The word pornography, comes from two Greek words, PORNEO and GRAPHE. Porneo is often translated as sexual immorality. Graphe means writings. In the first century, they didn’t have photos—but we know they made drawings and paintings…. Today, our cell phones, iPads and computers can be 24 hour peep shows or adult bookstores at the fingertips of anyone who can figure out how to access this stuff….

The fact that you are drawn to this, particularly if you are a guy, is not sinful; it is how your brain is wired. But what you do about this matters. The fact that your brain might be drawn to heroin if you used it is just how your brain works. The key is to know the danger and to not use it. Numerous studies show that the regular use of porn can negatively impact our brains and leave us enslaved….

Most of the guys over 14 in this room have seen porn. Even those who are most serious about their faith struggle with it….

Jesus told us not to lust after a woman in our hearts. A dozen or more Scriptures deal with the first century equivalent of our struggle with pornography. Paul writes, “God's will is that your lives are dedicated to him. This means that you stay away from sexual immorality and learn how to control your own body in a pure and respectable way. Don't be controlled by your sexual urges like the Gentiles who don't know God.” (1 Thessalonians 4:3-5) This question of who or what is controlling you is a good one. Does your sexual desire and pornography control you, or are you controlling it?
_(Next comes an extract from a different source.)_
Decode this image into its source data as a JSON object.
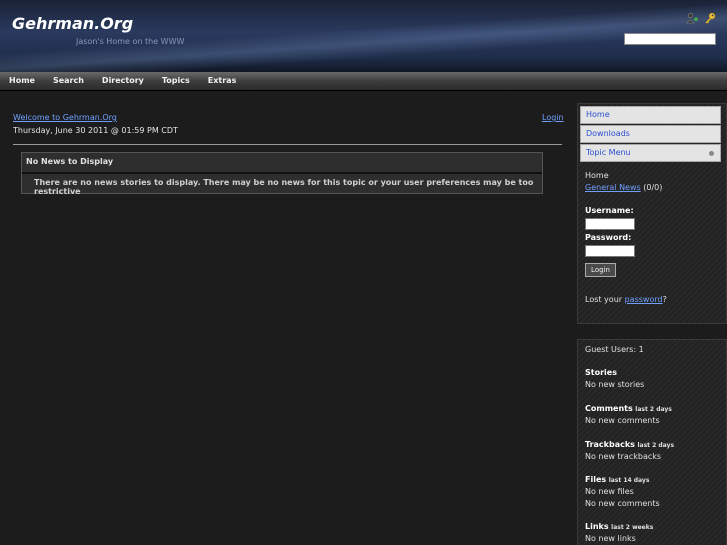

The New Testament authors addressed sexual immorality again and again. They did because early Christians were not so different from us. And they believed, as I do, that God’s best will for us is that we not do things that dishonor others, that dishonor ourselves, and that make us slaves to our desires….

Here’s the conversation I think God would have with us: God knows you will struggle at times, and that’s what grace is for. He offers you forgiveness, a new beginning and a fresh start. But he doesn’t want what he intended to be a good gift to become something that enslaves you or brings pain to you or others, and it doesn’t have to. God will help us as we’re tempted. He calls us to live lives that are pleasing to him and to honor him in all that we do. And when we fall short, which we sometimes do, He invites us to call upon his grace.
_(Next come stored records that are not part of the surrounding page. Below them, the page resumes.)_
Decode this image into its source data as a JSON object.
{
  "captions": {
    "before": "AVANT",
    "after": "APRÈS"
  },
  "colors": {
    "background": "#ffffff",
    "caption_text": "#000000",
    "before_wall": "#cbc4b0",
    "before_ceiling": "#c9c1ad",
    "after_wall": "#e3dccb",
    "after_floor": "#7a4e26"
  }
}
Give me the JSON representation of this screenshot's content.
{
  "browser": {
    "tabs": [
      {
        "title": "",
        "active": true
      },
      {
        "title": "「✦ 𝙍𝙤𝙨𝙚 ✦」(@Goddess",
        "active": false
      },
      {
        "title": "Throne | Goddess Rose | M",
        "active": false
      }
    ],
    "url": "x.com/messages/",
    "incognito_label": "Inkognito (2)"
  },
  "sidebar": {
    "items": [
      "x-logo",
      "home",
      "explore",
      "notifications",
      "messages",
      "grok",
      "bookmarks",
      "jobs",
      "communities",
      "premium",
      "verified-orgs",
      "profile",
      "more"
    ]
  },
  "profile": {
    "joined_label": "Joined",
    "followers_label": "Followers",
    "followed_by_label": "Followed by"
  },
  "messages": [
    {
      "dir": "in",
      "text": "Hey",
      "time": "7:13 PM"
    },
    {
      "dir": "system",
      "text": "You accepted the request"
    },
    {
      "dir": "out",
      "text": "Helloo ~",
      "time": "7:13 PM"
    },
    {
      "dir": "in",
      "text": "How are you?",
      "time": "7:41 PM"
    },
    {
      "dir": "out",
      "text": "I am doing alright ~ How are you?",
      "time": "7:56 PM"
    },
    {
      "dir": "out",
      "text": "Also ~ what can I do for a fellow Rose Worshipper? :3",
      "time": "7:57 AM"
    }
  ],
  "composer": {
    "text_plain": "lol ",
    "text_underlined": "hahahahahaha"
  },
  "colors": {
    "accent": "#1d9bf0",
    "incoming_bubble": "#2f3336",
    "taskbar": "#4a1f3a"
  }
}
  • Have you been tempted to read Jesus' teaching about lust in Matthew 5:27-30, and the teaching of the apostles like the passage quoted above, as old-fashioned, out of touch with the real world in which we live? Have you been aware that the Greco/Roman world was at least as sex-soaked as ours, just in different forms? How do you react when TV and film comedies, and even sports talk radio, give the impression that any normal male views pornography routinely?
  • Re-read the final paragraph—read it aloud if you are in group session. Are there any parts of that message that make you uneasy? If so, which ones and why? Which parts of the message do you believe are the most important for you to take to your own heart, and to share with other people (especially younger ones) you care about?